As these shortcomings become increasingly prominent and pose greater challenges for data-driven enterprises, the fourth chapter of the data storage saga is unfolding.
Enter the “data lake.”
Diving into the data lake
Unlike a data warehouse (and the walled-in, finite nature that its name implies), a data lake is fluid, deep and wide open. For the first time, enterprises of any size can save relevant data from images to videos to text in a centralized, scalable, widely accessible storage location.
Because these solutions, with their inlets and tributaries and the fluid nature of their storage formats, are designed not only for data storage but with data sharing and syncing in mind, data lakes aren’t bogged down by vendor lock-in, data duplication challenges or single truth source complications.
Combined with open-source formats such as Apache Parquet files — which are effective enough to manage the analytic needs across various silos within an organization — these unique storage systems have empowered enterprises to successfully work within a data lake architecture and enjoy its performance advantages.
The house on the lake
Although data lakes are a promising storage and analytics solution, they are still relatively new. Accordingly, industry experts are still exploring the potential opportunities and pitfalls that such cloud compute capabilities may have on their storage solutions.
One attempt to overcome the current disadvantages is by combining data lake capabilities with data warehouse organization and cloud computing — dubbed the “data lakehouse” — essentially a data warehouse floating atop a data lake.
Consider that a data lake is just a collection of files in folders: Simple and easy to use, but unable to pull data effectively without a centralized database. Even once data warehouses had developed a way to read open-source file formats, the challenges of ingestion delays, vendor lock-in, and a single source of truth remained.
Data lakehouses, on the other hand, allow enterprises to use a look-alike-database processing engine and semantic layer to query all their data as is, with no excessive transformations and copies, while maintaining the advantages of both methods.
The success of this combined approach to data storage and analytics is already encouraging. Ventana Research VP and research director Matt Aslett predicts that by 2024, more than three-quarters of data lake adopters will be investing in data lakehouse technologies to improve the business value of their accumulated data.
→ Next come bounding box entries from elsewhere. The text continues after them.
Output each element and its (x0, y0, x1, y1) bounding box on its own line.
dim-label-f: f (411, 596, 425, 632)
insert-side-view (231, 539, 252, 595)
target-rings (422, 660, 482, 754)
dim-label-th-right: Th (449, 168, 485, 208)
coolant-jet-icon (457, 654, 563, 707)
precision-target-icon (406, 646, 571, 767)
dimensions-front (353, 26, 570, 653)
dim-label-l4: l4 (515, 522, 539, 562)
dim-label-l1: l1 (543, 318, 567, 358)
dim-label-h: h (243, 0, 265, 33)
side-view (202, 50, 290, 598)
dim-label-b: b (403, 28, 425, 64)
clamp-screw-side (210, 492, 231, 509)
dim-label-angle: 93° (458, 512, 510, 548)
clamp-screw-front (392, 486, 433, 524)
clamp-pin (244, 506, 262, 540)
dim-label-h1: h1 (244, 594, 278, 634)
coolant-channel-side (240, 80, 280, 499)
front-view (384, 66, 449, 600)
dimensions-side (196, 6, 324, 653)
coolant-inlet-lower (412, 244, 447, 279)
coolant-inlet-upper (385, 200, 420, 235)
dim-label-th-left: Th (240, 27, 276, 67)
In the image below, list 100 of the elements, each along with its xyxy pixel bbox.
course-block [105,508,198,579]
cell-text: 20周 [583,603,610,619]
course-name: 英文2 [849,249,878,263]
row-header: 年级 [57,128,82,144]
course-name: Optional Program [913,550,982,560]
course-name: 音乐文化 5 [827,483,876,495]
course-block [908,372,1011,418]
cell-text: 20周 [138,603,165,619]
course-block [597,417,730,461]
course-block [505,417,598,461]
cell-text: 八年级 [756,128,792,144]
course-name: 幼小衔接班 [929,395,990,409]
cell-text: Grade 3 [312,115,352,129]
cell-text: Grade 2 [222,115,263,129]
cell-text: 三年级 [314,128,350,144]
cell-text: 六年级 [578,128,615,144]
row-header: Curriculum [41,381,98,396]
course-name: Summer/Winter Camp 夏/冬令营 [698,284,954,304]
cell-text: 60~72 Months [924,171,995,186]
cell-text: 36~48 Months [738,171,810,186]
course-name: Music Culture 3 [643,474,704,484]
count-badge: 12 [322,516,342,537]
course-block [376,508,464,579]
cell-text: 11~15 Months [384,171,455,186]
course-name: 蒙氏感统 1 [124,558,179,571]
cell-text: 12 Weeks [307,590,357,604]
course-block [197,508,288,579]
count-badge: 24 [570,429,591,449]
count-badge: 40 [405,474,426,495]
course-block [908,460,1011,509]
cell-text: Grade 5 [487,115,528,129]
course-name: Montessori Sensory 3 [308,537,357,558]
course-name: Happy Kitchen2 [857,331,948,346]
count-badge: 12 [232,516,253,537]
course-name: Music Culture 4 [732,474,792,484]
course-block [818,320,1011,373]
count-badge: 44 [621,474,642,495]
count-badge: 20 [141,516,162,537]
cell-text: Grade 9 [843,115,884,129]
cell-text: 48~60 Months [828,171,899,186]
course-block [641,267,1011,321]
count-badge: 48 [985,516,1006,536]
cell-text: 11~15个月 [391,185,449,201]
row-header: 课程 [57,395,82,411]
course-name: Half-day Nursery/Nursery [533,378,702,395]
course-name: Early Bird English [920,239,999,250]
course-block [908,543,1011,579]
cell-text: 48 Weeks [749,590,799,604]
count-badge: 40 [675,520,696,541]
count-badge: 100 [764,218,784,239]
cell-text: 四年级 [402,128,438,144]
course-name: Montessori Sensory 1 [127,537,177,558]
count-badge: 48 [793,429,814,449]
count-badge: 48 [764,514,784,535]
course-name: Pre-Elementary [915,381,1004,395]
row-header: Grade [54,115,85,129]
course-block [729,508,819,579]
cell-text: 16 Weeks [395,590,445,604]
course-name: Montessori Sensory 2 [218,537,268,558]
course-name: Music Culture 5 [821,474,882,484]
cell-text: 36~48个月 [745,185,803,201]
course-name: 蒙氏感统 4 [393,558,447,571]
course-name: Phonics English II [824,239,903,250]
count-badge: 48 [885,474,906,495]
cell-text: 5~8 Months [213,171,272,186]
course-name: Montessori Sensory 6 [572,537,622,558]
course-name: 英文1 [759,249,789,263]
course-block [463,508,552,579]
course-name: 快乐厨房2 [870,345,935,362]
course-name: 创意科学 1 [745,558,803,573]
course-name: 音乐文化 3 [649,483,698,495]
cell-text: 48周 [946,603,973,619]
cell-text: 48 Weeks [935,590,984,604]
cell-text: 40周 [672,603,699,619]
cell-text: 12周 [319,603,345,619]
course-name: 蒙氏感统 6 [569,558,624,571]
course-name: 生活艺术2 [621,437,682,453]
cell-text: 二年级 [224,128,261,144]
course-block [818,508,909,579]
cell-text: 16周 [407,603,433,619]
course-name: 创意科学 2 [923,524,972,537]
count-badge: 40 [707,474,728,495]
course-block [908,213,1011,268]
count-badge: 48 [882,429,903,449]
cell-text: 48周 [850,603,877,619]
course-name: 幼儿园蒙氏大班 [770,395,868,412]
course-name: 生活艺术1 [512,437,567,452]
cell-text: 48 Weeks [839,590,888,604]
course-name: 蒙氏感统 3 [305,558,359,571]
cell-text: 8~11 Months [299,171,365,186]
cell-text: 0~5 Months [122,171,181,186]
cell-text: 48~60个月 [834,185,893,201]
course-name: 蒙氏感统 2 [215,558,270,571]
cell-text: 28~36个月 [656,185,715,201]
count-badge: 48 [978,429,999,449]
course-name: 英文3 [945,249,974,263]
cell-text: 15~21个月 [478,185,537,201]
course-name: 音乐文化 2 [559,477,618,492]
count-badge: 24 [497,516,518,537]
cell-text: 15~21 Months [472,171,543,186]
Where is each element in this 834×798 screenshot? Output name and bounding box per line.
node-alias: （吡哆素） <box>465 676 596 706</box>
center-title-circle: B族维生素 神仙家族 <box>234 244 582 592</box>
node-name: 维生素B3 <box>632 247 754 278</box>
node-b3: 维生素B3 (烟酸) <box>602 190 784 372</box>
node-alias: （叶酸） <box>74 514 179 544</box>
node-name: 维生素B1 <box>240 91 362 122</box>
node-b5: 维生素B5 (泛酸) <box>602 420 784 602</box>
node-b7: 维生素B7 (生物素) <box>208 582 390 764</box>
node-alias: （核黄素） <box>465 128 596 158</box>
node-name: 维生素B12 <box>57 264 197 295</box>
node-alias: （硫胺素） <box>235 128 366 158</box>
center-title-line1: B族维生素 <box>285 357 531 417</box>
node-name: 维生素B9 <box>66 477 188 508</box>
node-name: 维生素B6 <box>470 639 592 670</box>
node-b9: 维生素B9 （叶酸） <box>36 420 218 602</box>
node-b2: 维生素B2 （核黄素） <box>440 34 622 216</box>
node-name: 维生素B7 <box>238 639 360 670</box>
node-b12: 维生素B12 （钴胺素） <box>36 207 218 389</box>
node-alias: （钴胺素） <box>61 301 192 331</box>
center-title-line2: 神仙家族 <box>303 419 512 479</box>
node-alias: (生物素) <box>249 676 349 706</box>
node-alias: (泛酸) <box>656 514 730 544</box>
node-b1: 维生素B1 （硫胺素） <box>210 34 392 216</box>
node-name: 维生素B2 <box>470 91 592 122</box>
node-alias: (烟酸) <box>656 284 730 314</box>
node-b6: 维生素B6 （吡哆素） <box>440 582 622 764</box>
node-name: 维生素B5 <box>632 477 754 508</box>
Enterprises can now enjoy the analytical advantages of SQL databases as well as the cheap, flexible storage capabilities of a cloud data lake, while still owning their own data and maintaining separate analytical environments for every domain.
How deep does this lake go?
As data companies increasingly adopt cloud data lakehouses, more and more enterprises will be able to focus on one of the most critical assets of business today — complex analytics on big datasets. Instead of bringing their data into hosting engines, enterprises will actually be bringing high level engines to whatever data they need analyzed.
Thanks to the low entry barriers of cloud data lakehouses, where hardware allocation can be achieved in just a few clicks, organizations will have easily accessible data for every conceivable use case.
Data lakehouse vendors will continue to be tested on their ability to deal with bigger datasets without auto-scaling their compute resources to infinity. But even as the technology progresses, the data lakehouse method will remain consistent in its ability to allow data independence and give users the advantages of both data warehouses and data lakes.
The waters of the data lake may seem untested, but it is increasingly apparent that vendors and enterprises that don’t take the plunge won’t fulfill their data potential.
Matan Libis is VP of product at SQream.